Excellent sales personnel work better in an environment when their performance is assessed on the basis of measurable business goals. Because at the end of the day, results matter, not the effort of physical time spent on the work chair.

Thus, refrain from micromanaging your sales team as this can really put them off to perform. Set out clear expectations and keep evaluating their performance-focused on final outcomes.

Keep them Motivated

Excellent sales workforce value integrity, more than anything else. They strongly believe that professionalism, passion for work, trustworthiness, and product knowledge are what clients value most about them.

Sales representatives stay a lot motivated when they believe in their ability to match customers with a perfectly apt solution. Lying to your customers will make them lose trust in your organization. Humans, after all, run on faith and honesty.

Productive Meetings

Before you invite the sales team to a meeting, think about whether or not it’s essential for them to attend it. If it’s not, don’t let them waste their precious time when they can pitch the prospects.

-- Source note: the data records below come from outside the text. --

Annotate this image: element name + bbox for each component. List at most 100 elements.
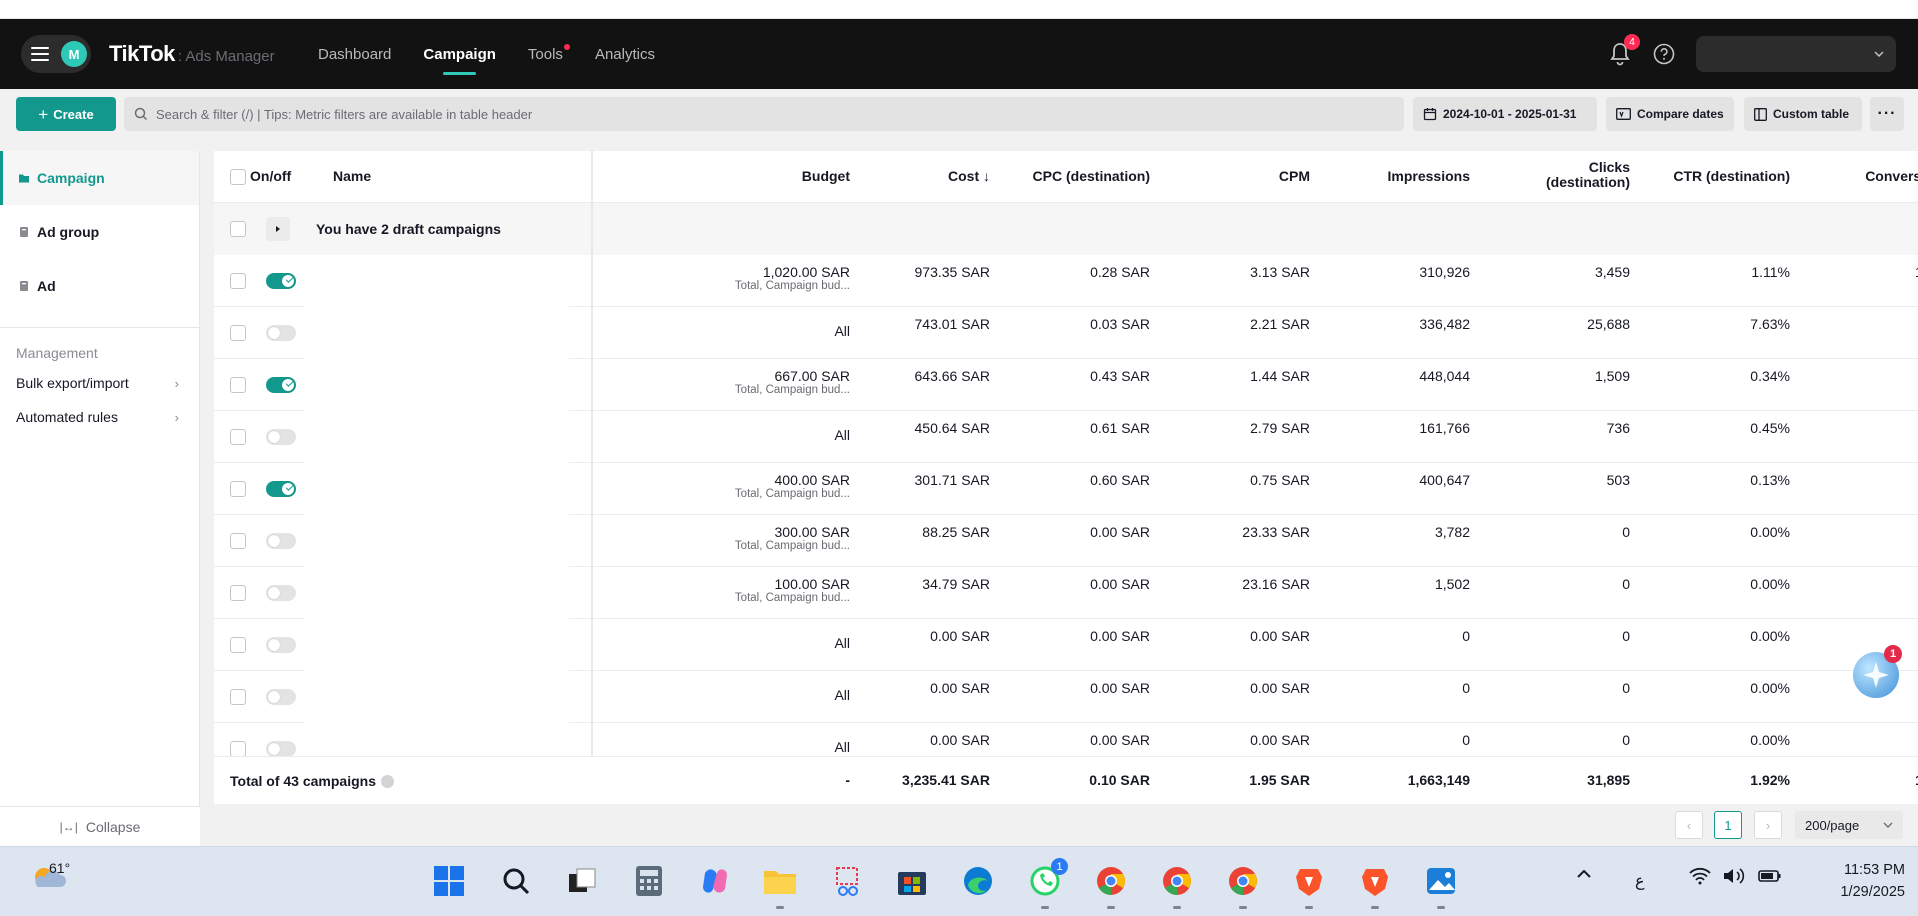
sidebar-link-automated-rules[interactable]: Automated rules ›: [0, 400, 199, 434]
budget-cell: All: [700, 739, 850, 755]
status-toggle[interactable]: [266, 533, 296, 549]
chrome-icon[interactable]: [1092, 862, 1130, 900]
sidebar-link-bulk-export[interactable]: Bulk export/import ›: [0, 366, 199, 400]
budget-cell: All: [700, 323, 850, 339]
edge-icon[interactable]: [959, 862, 997, 900]
compare-dates-label: Compare dates: [1637, 107, 1724, 121]
status-toggle[interactable]: [266, 273, 296, 289]
clicks-cell: 0: [1622, 732, 1630, 748]
next-page-button[interactable]: ›: [1754, 811, 1782, 839]
status-toggle[interactable]: [266, 637, 296, 653]
chevron-up-icon[interactable]: [1576, 867, 1592, 886]
hamburger-icon: [31, 47, 49, 61]
running-indicator: [1371, 906, 1379, 909]
search-icon[interactable]: [497, 862, 535, 900]
chevron-down-icon: [1874, 51, 1884, 58]
status-toggle[interactable]: [266, 689, 296, 705]
volume-icon[interactable]: [1722, 867, 1746, 890]
row-checkbox[interactable]: [230, 325, 246, 341]
row-checkbox[interactable]: [230, 429, 246, 445]
prev-page-button[interactable]: ‹: [1675, 811, 1703, 839]
select-all-checkbox[interactable]: [230, 169, 246, 185]
pagination: ‹ 1 › 200/page: [0, 804, 1918, 846]
row-checkbox[interactable]: [230, 273, 246, 289]
task-view-icon[interactable]: [563, 862, 601, 900]
total-label: Total of 43 campaigns: [230, 773, 376, 789]
status-toggle[interactable]: [266, 585, 296, 601]
ctr-cell: 0.13%: [1750, 472, 1790, 488]
header-cost[interactable]: Cost ↓: [840, 168, 990, 184]
create-button[interactable]: + Create: [16, 97, 116, 131]
nav-links: Dashboard Campaign Tools Analytics: [318, 19, 655, 89]
start-icon[interactable]: [430, 862, 468, 900]
expand-button[interactable]: [266, 217, 290, 241]
nav-analytics[interactable]: Analytics: [595, 19, 655, 89]
input-language[interactable]: ع: [1635, 871, 1645, 891]
account-selector[interactable]: [1696, 36, 1896, 72]
header-onoff[interactable]: On/off: [250, 168, 291, 184]
row-checkbox[interactable]: [230, 481, 246, 497]
status-toggle[interactable]: [266, 741, 296, 757]
sidebar-item-ad[interactable]: Ad: [0, 259, 199, 313]
search-input[interactable]: Search & filter (/) | Tips: Metric filte…: [124, 97, 1404, 131]
row-checkbox[interactable]: [230, 377, 246, 393]
photos-icon[interactable]: [1422, 862, 1460, 900]
budget-type: Total, Campaign bud...: [734, 280, 850, 292]
brave-icon[interactable]: [1290, 862, 1328, 900]
draft-campaigns-row[interactable]: You have 2 draft campaigns: [214, 203, 1918, 255]
status-toggle[interactable]: [266, 481, 296, 497]
date-range-picker[interactable]: 2024-10-01 - 2025-01-31: [1413, 97, 1597, 131]
header-cpm[interactable]: CPM: [1160, 168, 1310, 184]
calculator-icon[interactable]: [630, 862, 668, 900]
header-budget[interactable]: Budget: [700, 168, 850, 184]
battery-icon[interactable]: [1758, 867, 1782, 890]
compare-dates-button[interactable]: Compare dates: [1606, 97, 1734, 131]
copilot-icon[interactable]: [696, 862, 734, 900]
wifi-icon[interactable]: [1688, 867, 1712, 890]
header-impressions[interactable]: Impressions: [1320, 168, 1470, 184]
row-checkbox[interactable]: [230, 221, 246, 237]
cpc-cell: 0.00 SAR: [1090, 628, 1150, 644]
menu-button[interactable]: M: [21, 35, 91, 73]
chrome-icon[interactable]: [1158, 862, 1196, 900]
header-name[interactable]: Name: [333, 168, 371, 184]
cpm-cell: 23.16 SAR: [1242, 576, 1310, 592]
status-toggle[interactable]: [266, 377, 296, 393]
header-conversions[interactable]: Conversions: [1800, 168, 1918, 184]
status-toggle[interactable]: [266, 429, 296, 445]
file-explorer-icon[interactable]: [761, 862, 799, 900]
total-budget: -: [845, 772, 850, 788]
nav-dashboard[interactable]: Dashboard: [318, 19, 391, 89]
row-checkbox[interactable]: [230, 637, 246, 653]
info-icon[interactable]: [381, 774, 394, 788]
brave-icon[interactable]: [1356, 862, 1394, 900]
row-checkbox[interactable]: [230, 585, 246, 601]
chrome-icon[interactable]: [1224, 862, 1262, 900]
campaign-table: On/off Name Budget Cost ↓ CPC (destinati…: [214, 151, 1918, 804]
toolbar: + Create Search & filter (/) | Tips: Metr…: [0, 89, 1918, 141]
header-ctr[interactable]: CTR (destination): [1620, 168, 1790, 184]
help-icon[interactable]: [1653, 43, 1675, 65]
row-checkbox[interactable]: [230, 533, 246, 549]
page-size-select[interactable]: 200/page: [1795, 811, 1903, 839]
snipping-tool-icon[interactable]: [829, 862, 867, 900]
status-toggle[interactable]: [266, 325, 296, 341]
page-button[interactable]: 1: [1714, 811, 1742, 839]
custom-table-button[interactable]: Custom table: [1744, 97, 1862, 131]
header-clicks[interactable]: Clicks (destination): [1480, 160, 1630, 190]
more-button[interactable]: ···: [1870, 97, 1904, 131]
row-checkbox[interactable]: [230, 689, 246, 705]
sidebar-item-ad-group[interactable]: Ad group: [0, 205, 199, 259]
row-checkbox[interactable]: [230, 741, 246, 757]
logo[interactable]: TikTok : Ads Manager: [109, 41, 275, 67]
nav-campaign[interactable]: Campaign: [423, 19, 496, 89]
name-column-panel: [304, 255, 569, 757]
sidebar-item-campaign[interactable]: Campaign: [0, 151, 199, 205]
header-cpc[interactable]: CPC (destination): [980, 168, 1150, 184]
cpm-cell: 0.00 SAR: [1250, 680, 1310, 696]
clock[interactable]: 11:53 PM 1/29/2025: [1795, 859, 1905, 903]
nav-tools[interactable]: Tools: [528, 19, 570, 89]
clicks-cell: 0: [1622, 576, 1630, 592]
store-icon[interactable]: [893, 862, 931, 900]
total-ctr: 1.92%: [1750, 772, 1790, 788]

The best thing that you can do is to provide the maximum information in a minimum time. So, start your meeting with an agenda and stick to it to make the meetings more productive.

Conclusion

Not appreciating and recognizing the efforts of your sales team could be detrimental to the corporate growth of your business. Instead of just relying on motivating the employees to deliver desired work, companies need to take a closer look at the incentive compensation plan design keeping both the reps and business goals in mind.

Creating a powerful and scalable compensation program can transform the sales department which improves business operations, too. Thus, the kind of investment that you make in your sales team is worth every strategic effort and penny that you spend.